AVG: § 68 Abs 4 Z 1 (Nichtigerklärung eines Bescheides; Ermessensentscheidung; ausreichende Begründung; möglichste Schonung erworbener Rechte; Interessenabwägung)
VwGH 20. 3. 2012, 2012/21/0014
Nach der Rsp des VwGH (22. 10. 2001, 2001/19/0018 = ZfVB 2003/552) stellt eine Nichtigerklärung nach § 68 Abs 4 AVG eine Ermessensentscheidung dar, die auch ausreichend zu begründen ist. Es genügt somit nicht, eine auf diese Gesetzesstelle gestützte Nichtigerklärung allein mit der - im vorliegenden Fall unstrittigen - Erfüllung der Tatbestandsvoraussetzungen (hier: der Z 1) zu begründen.
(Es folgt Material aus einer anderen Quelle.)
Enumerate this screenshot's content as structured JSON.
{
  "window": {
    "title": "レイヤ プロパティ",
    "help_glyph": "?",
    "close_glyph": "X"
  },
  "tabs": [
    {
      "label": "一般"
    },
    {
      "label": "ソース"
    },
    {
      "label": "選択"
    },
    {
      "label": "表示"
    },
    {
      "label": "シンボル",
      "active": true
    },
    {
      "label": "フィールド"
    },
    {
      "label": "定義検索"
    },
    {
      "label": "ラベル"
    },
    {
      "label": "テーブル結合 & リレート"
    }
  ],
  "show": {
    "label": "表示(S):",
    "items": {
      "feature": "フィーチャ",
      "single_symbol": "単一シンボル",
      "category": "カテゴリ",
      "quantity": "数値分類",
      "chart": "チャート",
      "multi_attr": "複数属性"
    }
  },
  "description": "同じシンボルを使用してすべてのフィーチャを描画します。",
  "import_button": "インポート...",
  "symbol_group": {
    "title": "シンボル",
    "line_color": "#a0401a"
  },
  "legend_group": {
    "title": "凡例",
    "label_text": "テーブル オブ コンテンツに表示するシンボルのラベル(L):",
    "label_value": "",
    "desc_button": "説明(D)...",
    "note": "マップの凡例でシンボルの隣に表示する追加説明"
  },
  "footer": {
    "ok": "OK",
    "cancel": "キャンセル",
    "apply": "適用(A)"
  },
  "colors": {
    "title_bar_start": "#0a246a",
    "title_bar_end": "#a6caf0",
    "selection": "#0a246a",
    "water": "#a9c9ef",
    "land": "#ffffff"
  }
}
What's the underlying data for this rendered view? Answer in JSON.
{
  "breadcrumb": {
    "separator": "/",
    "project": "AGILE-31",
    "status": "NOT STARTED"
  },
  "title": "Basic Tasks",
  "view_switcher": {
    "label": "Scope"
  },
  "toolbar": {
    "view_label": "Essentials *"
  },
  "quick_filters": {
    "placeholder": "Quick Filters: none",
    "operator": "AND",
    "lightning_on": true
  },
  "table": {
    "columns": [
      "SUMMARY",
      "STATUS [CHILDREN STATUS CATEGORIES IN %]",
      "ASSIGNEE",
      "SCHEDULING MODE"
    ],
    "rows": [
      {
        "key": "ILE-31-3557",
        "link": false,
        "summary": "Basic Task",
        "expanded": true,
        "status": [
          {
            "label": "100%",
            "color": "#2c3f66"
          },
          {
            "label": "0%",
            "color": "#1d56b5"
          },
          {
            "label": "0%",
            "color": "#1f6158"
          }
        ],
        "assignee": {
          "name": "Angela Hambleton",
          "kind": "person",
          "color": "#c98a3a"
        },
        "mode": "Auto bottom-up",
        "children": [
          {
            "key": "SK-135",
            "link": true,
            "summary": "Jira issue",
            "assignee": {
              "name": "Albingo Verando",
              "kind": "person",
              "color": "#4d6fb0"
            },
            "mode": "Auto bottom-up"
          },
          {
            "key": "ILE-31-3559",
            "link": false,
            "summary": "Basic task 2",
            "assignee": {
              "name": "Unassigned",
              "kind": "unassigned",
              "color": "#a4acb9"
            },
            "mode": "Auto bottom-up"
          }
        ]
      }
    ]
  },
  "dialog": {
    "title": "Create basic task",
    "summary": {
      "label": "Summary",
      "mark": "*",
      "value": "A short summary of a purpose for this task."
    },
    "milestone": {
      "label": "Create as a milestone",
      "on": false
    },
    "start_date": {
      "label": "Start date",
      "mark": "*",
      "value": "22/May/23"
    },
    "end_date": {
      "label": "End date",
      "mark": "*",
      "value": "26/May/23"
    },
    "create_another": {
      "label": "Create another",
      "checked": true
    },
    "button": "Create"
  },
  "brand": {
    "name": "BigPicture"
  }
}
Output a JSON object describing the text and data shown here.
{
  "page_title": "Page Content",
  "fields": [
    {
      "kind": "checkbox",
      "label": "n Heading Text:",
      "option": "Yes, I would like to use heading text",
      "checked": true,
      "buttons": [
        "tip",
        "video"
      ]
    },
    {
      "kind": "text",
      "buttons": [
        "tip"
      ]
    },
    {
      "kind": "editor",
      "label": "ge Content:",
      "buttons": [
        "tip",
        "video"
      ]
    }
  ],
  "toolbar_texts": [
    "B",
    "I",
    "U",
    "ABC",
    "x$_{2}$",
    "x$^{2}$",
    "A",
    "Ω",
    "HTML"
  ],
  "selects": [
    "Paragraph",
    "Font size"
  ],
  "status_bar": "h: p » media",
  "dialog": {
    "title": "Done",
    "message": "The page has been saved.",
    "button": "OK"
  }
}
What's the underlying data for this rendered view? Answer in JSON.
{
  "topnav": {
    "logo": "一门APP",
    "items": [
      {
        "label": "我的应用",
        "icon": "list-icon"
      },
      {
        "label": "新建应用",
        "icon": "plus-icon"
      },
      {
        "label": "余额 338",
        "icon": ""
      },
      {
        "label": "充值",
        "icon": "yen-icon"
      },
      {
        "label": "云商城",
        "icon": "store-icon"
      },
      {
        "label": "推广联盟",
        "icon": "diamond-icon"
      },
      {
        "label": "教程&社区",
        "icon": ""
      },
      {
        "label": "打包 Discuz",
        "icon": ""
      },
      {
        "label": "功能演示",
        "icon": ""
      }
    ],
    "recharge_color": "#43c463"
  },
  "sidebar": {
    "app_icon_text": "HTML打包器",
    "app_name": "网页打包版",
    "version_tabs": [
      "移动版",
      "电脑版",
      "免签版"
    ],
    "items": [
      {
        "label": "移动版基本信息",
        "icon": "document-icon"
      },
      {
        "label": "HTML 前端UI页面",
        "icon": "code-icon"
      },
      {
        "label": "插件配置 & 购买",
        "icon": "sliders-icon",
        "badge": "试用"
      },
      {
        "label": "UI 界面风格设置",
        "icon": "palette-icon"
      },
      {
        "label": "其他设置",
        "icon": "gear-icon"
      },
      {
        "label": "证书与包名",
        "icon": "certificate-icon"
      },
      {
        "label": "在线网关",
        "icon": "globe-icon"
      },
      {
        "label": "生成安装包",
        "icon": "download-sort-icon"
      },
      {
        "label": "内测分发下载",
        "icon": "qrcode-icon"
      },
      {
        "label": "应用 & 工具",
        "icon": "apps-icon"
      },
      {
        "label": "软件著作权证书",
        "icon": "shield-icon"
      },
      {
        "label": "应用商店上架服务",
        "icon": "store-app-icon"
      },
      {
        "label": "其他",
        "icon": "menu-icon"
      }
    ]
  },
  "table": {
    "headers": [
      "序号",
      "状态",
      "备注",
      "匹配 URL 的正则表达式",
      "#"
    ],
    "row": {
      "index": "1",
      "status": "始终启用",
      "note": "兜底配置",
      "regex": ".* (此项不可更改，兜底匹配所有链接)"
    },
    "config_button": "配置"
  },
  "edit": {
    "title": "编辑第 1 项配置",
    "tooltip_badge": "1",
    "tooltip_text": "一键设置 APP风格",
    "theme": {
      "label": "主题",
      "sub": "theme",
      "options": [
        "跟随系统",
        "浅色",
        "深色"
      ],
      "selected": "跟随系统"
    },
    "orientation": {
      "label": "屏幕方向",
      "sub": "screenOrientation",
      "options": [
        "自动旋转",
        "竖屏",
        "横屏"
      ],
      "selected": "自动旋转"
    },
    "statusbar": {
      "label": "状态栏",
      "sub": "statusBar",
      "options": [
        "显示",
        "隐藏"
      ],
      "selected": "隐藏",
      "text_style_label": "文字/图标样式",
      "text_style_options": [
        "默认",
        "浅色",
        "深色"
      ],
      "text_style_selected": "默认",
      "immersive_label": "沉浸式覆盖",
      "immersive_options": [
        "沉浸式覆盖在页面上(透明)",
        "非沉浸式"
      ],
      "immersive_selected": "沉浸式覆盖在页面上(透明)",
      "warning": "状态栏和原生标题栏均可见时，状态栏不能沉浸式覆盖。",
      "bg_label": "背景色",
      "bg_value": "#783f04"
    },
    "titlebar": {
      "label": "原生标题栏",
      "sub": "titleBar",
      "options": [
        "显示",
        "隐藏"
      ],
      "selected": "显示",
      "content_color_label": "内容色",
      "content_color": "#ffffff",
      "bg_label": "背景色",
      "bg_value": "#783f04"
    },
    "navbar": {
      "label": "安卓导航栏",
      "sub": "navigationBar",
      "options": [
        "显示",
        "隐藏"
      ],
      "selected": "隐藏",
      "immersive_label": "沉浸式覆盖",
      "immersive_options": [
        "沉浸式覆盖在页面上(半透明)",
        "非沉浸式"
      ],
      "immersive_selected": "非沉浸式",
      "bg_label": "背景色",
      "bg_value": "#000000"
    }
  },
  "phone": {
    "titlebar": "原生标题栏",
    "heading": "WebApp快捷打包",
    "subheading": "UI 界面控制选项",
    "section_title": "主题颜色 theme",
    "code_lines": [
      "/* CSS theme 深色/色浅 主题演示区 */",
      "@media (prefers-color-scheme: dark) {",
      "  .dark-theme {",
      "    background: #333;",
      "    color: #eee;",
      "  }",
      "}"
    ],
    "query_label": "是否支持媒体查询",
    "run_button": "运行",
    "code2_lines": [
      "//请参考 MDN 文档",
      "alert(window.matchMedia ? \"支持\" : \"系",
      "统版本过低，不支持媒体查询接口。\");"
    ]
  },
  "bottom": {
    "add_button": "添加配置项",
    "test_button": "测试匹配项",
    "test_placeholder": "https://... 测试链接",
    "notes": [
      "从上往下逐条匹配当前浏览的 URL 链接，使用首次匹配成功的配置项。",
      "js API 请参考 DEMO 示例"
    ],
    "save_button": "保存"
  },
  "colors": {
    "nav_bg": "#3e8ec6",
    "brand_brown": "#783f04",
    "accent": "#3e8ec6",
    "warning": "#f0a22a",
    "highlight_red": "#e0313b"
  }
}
Vielmehr gilt auch für die Nichtigerklärung nach § 68 Abs 4 AVG, dass die Beh - wie für die Fälle des Abs 3 im Gesetz ausdrücklich vorgesehen - "mit möglichster Schonung erworbener Rechte" vorzugehen hat. Der Grundsatz der möglichsten Schonung erworbener Rechte statuiert ein Gebot der Verhältnismäßigkeit des Eingriffes in erworbene Rechte. So sind im Zuge der Ermessensübung die nachteiligen Wirkungen des B in Bezug auf das durch die verletzte Norm geschützte öff Interesse gegen jene Nachteile abzuwägen, welche die Aufhebung des B in Bezug auf die durch das (im Institut der Rechtskraft verkörperte) Prinzip der Rechtssicherheit geschützten Interessen des Dritten nach den konkret zu beurteilenden Umständen des Einzelfalles mit sich brächte (Hengstschläger/Leeb, AVG, Rz 106 zu § 68, mwN).